Under the new standards, quantity of personal information processed by data processor no longer matters. The new standards simply focus on the quantity of the personal information that has been exported and the threshold has been raised from 100,000 to 1,000,000. For those who exports non-sensitive personal information of more than 100,000 individuals but less than 1,000,000 individuals, the processor shall execute standard contract or pass the personal information protection certification.

 

CIIO and export of “important data” will still be heavily regulated. However, CAC clearly mentioned that data processor will not be treated as a CIIO unless it is informed by relevant authority as a CIIO.


 IV.  Special Treatments for FTZs

The final version of the New Measures allows Free Trade Zones (FTZs) to produce its own negative list of data export.
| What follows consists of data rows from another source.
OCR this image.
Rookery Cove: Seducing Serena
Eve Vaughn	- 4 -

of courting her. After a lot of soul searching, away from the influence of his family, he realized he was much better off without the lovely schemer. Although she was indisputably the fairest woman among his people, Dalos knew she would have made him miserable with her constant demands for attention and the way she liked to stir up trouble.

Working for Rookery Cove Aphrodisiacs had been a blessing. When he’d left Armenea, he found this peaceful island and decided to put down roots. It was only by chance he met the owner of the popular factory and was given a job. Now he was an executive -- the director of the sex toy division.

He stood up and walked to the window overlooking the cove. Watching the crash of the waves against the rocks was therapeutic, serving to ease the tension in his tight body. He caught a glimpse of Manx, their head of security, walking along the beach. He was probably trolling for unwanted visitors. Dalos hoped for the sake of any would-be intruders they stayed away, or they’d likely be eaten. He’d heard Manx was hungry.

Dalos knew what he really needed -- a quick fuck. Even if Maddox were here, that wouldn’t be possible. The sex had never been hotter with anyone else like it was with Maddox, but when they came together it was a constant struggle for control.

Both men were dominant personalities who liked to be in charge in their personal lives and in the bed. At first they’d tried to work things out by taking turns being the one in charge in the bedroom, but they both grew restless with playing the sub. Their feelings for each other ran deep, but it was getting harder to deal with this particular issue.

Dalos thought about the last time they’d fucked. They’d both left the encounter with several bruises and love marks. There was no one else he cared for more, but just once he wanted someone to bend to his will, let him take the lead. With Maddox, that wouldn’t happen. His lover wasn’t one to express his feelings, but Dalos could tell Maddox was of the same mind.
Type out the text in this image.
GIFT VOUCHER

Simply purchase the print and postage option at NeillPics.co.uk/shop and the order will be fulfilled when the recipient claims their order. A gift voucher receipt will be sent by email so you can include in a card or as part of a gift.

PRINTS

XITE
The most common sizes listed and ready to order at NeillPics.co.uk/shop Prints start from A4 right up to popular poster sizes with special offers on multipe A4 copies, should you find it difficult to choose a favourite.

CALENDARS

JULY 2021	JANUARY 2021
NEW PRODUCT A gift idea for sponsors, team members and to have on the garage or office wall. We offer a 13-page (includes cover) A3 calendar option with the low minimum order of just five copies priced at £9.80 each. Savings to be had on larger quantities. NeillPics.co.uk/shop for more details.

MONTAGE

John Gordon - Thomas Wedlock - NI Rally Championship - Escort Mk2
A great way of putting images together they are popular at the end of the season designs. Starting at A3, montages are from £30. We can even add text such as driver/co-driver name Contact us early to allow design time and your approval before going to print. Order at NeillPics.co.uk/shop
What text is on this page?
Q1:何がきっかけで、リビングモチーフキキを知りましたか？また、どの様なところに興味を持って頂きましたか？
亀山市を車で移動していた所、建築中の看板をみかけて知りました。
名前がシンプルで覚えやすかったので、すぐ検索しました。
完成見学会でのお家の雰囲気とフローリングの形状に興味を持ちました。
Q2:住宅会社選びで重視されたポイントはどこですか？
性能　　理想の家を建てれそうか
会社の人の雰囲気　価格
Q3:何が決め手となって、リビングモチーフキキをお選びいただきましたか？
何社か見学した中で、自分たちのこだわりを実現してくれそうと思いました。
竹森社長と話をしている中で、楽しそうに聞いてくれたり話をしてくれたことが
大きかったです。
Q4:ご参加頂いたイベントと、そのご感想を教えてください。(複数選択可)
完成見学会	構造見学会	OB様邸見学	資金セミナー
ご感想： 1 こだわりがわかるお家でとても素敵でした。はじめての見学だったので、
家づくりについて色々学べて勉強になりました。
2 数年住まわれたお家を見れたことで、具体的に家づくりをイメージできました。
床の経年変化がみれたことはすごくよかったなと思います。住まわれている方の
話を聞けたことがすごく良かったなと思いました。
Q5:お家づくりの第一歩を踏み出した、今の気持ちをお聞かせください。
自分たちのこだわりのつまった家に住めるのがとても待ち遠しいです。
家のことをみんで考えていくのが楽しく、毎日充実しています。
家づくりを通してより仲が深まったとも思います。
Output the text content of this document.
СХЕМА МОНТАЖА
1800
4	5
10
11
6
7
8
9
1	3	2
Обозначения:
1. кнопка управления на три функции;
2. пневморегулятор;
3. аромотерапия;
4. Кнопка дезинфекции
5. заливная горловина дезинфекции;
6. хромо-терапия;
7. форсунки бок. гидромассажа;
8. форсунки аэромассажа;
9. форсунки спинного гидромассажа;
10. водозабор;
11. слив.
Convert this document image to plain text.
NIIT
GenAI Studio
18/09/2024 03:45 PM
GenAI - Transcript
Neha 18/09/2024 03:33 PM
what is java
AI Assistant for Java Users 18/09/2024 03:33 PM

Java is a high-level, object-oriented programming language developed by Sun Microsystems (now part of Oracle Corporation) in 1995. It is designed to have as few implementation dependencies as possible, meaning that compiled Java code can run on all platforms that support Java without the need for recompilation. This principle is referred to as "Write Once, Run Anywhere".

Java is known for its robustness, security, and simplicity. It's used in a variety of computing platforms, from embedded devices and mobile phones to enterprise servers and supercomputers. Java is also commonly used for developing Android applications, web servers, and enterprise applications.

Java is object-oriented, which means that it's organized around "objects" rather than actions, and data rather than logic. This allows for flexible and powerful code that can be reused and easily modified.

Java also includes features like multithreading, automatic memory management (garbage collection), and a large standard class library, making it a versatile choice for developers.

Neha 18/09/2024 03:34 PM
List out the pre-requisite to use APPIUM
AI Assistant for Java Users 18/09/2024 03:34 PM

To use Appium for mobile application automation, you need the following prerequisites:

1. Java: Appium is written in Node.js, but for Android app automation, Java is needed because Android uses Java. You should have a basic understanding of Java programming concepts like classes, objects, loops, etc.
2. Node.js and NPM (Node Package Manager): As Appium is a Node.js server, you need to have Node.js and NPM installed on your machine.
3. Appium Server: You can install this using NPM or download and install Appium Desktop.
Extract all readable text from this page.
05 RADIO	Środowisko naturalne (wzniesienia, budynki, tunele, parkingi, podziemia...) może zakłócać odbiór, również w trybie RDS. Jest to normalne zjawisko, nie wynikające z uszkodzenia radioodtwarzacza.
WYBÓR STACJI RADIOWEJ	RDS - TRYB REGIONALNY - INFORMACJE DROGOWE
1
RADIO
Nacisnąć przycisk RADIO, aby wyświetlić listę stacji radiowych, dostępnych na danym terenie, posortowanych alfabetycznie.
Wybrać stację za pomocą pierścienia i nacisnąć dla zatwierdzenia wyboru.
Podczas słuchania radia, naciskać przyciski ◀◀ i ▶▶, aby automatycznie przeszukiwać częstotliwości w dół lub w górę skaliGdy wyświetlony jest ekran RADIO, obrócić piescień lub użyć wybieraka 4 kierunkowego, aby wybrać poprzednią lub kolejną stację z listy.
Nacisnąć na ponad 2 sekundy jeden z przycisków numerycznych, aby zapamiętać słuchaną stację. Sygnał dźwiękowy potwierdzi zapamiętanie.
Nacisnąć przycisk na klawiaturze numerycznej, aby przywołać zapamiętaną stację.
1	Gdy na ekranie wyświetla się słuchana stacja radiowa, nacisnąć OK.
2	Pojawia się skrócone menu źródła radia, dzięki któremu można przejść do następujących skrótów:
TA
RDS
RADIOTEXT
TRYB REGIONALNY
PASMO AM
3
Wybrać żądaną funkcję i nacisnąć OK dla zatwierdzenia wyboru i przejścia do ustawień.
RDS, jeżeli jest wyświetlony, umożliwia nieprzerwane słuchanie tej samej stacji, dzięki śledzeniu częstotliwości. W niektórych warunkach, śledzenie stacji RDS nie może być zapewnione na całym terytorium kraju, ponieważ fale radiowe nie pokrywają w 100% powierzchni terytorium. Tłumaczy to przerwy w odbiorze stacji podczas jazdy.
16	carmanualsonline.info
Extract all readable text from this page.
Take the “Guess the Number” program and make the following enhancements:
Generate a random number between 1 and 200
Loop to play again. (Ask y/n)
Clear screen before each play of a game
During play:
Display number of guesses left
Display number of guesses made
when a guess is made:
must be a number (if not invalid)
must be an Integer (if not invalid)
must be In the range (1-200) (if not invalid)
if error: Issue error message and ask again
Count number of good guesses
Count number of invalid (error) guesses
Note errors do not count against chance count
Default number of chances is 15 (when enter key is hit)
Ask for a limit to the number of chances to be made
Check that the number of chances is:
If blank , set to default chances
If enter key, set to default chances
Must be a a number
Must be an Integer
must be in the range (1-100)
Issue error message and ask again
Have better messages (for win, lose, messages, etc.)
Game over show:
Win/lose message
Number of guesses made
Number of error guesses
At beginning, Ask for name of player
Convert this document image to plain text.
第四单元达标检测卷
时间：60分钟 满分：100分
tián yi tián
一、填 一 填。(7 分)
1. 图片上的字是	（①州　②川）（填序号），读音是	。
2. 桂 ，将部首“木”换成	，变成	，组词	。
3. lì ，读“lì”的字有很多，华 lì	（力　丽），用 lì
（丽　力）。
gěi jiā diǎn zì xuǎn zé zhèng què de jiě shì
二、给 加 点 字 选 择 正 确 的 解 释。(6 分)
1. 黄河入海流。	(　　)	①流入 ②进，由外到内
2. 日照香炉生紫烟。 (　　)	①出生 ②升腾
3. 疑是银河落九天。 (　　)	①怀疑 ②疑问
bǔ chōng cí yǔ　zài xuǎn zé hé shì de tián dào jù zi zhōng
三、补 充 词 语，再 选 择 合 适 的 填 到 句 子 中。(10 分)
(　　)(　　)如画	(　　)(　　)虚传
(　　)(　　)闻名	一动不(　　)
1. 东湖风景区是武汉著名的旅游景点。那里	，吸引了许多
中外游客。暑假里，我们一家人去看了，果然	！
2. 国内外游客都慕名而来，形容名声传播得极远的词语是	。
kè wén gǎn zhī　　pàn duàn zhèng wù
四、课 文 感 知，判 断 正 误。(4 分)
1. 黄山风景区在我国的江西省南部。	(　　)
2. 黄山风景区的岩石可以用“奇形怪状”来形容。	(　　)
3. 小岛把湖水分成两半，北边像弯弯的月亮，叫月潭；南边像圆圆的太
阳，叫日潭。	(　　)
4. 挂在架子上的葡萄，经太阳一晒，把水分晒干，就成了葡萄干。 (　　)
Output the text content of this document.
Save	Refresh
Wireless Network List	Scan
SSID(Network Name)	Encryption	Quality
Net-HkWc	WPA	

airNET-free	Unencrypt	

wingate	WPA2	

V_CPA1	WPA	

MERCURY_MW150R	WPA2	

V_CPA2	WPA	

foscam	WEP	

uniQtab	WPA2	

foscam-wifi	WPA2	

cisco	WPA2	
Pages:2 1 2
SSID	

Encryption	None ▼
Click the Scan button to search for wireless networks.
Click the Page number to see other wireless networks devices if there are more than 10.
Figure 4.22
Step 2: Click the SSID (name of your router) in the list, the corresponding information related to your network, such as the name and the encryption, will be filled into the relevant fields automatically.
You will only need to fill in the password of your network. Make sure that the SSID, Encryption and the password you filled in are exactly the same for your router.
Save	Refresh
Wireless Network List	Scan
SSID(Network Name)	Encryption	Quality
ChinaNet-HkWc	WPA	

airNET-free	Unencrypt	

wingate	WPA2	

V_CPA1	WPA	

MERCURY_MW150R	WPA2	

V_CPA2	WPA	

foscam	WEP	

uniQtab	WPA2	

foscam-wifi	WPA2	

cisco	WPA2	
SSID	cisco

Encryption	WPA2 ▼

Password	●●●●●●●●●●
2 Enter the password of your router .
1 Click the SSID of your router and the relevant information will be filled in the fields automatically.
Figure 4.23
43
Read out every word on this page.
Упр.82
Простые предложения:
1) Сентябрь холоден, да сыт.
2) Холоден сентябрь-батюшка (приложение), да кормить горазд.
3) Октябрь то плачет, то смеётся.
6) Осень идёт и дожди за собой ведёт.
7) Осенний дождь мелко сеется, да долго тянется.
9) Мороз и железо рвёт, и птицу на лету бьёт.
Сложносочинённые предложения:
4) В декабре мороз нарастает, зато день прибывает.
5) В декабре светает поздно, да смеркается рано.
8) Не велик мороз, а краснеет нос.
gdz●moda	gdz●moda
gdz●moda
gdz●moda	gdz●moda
And when such negative list is approved by provincial cyber security administration, all processors located in such FTZ can freely export any data without the necessity of applying for data export security assessment, executing standard contract and passing the personal information protection certification so long as such data does not fall in the scope of the negative list.

 

The special treatment for FTZs were not included in the early draft.


 V.      Other Exemptions

The final version of the New Measures maintained its position that data generated from international trading, academic cooperation, overseas manufacturing and marketing activities is not required to pass the security assessment or entering into the standard contract or pass the personal information protection certification, so long as the data exported does not contains important data or personal information.

 

Also, same as the early draft, the New Measures exempts (1)export of personal information was necessary to sign and perform the contract to which the personal information subject is a party such like cross border shopping, cross border remittance, booking of hotels and air tickets and application for visas, (2) export of employees’ personal information in accordance with by company’s duly established employment regulations and collective employment contract for the purpose of human resources management and (3) export of personal information to protect the safety, health and property rights in urgent situations from the obligations to pass the security assessment or execute standard contract or pass the personal information protection certification.

 

Finally, the New Measures exempt the export of personal information which were originally collected abroad and processed within China so long as there is no domestic personal information or important data mixed during the processing in China.


 VI.  Summary

Therefore, the data export regulations in China after the enactment of the New Measures can be roughly summarized as the following.

 

Free Export

(No Special   Requirement)

Middle Level   Regulation

 (Standard Contract or Protection   Certification)

Heavy Regulation   (Data Export Security Assessment)

(1)      Ordinary data without important data or personal   information.

(2)      Mere processing of overseas personal information.  

(3)      Ordinary cross-border individual commercial   activities.

(4)      Employment management.

(5)      Urgent situation.

(6)      Non-sensitive personal information less than   100,000 per year.

(7)      Export by FTZ processors of non-negative list   data.

(1)      Export of non-sensitive personal information of   more than 100,000 individuals but less than 1,000,000 individuals.

(2)      Export of sensitive personal information of less than   10,000 individuals.

(1)      Export of important data.

(2)      Export of any personal information by CIIO.

(3)      Export of non-sensitive personal information of   more than 1,000,000 individuals by non-CIIO.

(4)      Export of sensitive personal information of more   than 10,000 individuals by non-CIIO.